Differences over time in the cover of each benthic group were evaluated from contrasts of means and non-overlapping SEs. Linear mixed models (LMM) were used to test for the effects of time, average annual temperature (°C), rainfall (mm), hurricanes (0 or 1), disease (0 or 1), and bleaching (0 or 1) (fixed effect) on the percentage cover of corals, macroalgae, and CTB. Quadrats were averaged by transect within each site (n = 3) because transects were haphazardly selected and repeatedly surveyed; transects were introduced as a random factor. Models were fit using restriction maximum likelihood methods (REML), and were also run in simplified forms with non-significant fixed effects excluded. Models were evaluated using the Akaike Information Criterion corrected for small sample sizes (AIC_c). Interaction terms were not included because of the potential for multicollinearity among predictors. The influence of the fixed effects was evaluated through the model estimates and 95% confidence interval about these values.

Multivariate changes were displayed with 2-dimensional ordinations using non-metric multidimensional scaling (MDS) with Bray-Curtis dissimilarities based on square-root transformed data and 999 permutations until stress stabilized. MDS plots were prepared for community structure (coral, macroalgae, and CTB), and coral taxa, with significance tested using SIMPROF.
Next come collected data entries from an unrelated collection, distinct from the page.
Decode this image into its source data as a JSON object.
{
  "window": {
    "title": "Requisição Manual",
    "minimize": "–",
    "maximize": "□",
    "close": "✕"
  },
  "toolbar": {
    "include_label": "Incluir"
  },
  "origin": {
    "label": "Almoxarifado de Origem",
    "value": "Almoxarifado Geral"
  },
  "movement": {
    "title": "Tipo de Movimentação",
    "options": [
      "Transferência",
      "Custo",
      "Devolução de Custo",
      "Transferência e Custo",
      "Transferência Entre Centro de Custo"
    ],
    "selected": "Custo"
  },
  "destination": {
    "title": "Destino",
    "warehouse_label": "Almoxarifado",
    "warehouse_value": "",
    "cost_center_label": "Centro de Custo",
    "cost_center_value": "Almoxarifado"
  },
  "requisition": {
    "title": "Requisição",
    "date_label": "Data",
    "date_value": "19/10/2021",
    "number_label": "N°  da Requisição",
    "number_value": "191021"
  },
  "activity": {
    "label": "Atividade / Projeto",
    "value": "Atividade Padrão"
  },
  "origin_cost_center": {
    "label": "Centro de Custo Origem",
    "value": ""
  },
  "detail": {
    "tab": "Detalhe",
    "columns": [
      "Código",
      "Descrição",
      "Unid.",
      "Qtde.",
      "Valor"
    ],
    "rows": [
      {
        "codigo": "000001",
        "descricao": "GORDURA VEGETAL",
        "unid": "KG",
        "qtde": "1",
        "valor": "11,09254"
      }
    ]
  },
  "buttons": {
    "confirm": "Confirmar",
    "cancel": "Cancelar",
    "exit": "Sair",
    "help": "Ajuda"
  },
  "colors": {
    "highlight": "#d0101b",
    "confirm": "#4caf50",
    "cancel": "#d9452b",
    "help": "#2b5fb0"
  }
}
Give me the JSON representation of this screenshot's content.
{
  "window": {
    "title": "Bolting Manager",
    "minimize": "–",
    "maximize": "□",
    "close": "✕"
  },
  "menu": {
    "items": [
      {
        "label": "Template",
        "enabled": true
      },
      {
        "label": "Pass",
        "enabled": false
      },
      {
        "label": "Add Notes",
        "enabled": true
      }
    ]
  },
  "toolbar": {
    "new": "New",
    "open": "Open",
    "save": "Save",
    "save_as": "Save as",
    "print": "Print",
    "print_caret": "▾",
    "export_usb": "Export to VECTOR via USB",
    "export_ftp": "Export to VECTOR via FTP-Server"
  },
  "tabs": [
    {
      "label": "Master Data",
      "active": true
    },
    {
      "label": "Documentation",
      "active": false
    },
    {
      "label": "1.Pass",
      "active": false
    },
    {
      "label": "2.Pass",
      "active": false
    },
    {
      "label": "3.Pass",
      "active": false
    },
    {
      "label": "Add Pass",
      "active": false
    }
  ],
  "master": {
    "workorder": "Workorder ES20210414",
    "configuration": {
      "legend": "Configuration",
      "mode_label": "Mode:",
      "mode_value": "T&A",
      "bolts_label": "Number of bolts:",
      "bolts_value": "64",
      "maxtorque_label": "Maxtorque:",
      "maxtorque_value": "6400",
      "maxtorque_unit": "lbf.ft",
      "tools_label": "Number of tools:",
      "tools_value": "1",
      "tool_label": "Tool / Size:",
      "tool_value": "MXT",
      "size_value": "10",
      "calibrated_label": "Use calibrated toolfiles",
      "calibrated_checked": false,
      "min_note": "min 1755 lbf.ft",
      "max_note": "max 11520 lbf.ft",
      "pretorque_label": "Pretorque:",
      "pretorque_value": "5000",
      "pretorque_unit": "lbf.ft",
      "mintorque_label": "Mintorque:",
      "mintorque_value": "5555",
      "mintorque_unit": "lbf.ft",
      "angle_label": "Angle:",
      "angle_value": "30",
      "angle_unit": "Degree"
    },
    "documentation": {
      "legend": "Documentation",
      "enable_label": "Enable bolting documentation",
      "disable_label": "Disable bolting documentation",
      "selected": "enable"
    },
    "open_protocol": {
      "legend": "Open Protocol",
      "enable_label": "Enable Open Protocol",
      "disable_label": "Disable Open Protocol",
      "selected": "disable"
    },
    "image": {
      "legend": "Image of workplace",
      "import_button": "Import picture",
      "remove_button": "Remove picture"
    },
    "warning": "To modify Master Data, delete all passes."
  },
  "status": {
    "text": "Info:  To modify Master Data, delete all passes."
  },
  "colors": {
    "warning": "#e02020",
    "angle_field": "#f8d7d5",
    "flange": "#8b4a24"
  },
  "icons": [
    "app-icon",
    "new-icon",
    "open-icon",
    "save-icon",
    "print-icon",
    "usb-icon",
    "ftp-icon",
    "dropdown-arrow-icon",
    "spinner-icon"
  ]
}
To test for associations between the environment and multivariate benthic community (by both functional groups and coral genera) environmental conditions were screened for collinearity using Pearson correlations, and where a significant association was detected (at P ≤ 0.05 with r > 0.341 and 35 years of data), one member of each pair was excluded based on weak clarity of interpretation of the environmental condition. The association of biological and environmental ordinations was tested using the BEST routine in Primer 7.0 software, in which Spearman rank correlation (ρ) identified the best match within a permutational framework. One analysis was completed with the biological and environmental data calculated by year, and one using a centered 3-year running mean to smooth variation. Environmental data were square-root transformed and converted to a resemblance matrix using Gower distances. BIO-ENV detects multiple associations, sometimes with different combinations of variables, among which the relative role of each variable in causing changes in community structure was evaluated using distance based linear modeling (DISTLM). This procedure distinguishes among associations identified through the BEST routine using AIC, and it attributes variance to components in the model.

Descriptive statistics and LMMs were completed using Systat 13 (Inpixon, San Jose, CA), and multivariate tests were completed using Primer 7.0 and PERMANOVA+. Statistical assumptions of LMM were evaluated through graphical analyses of residuals. Although MDS, SIMPROF, and DISTLM make no explicit assumptions about the distribution of the data, attention was paid to stress and avoidance of collinearity in the DISTLM.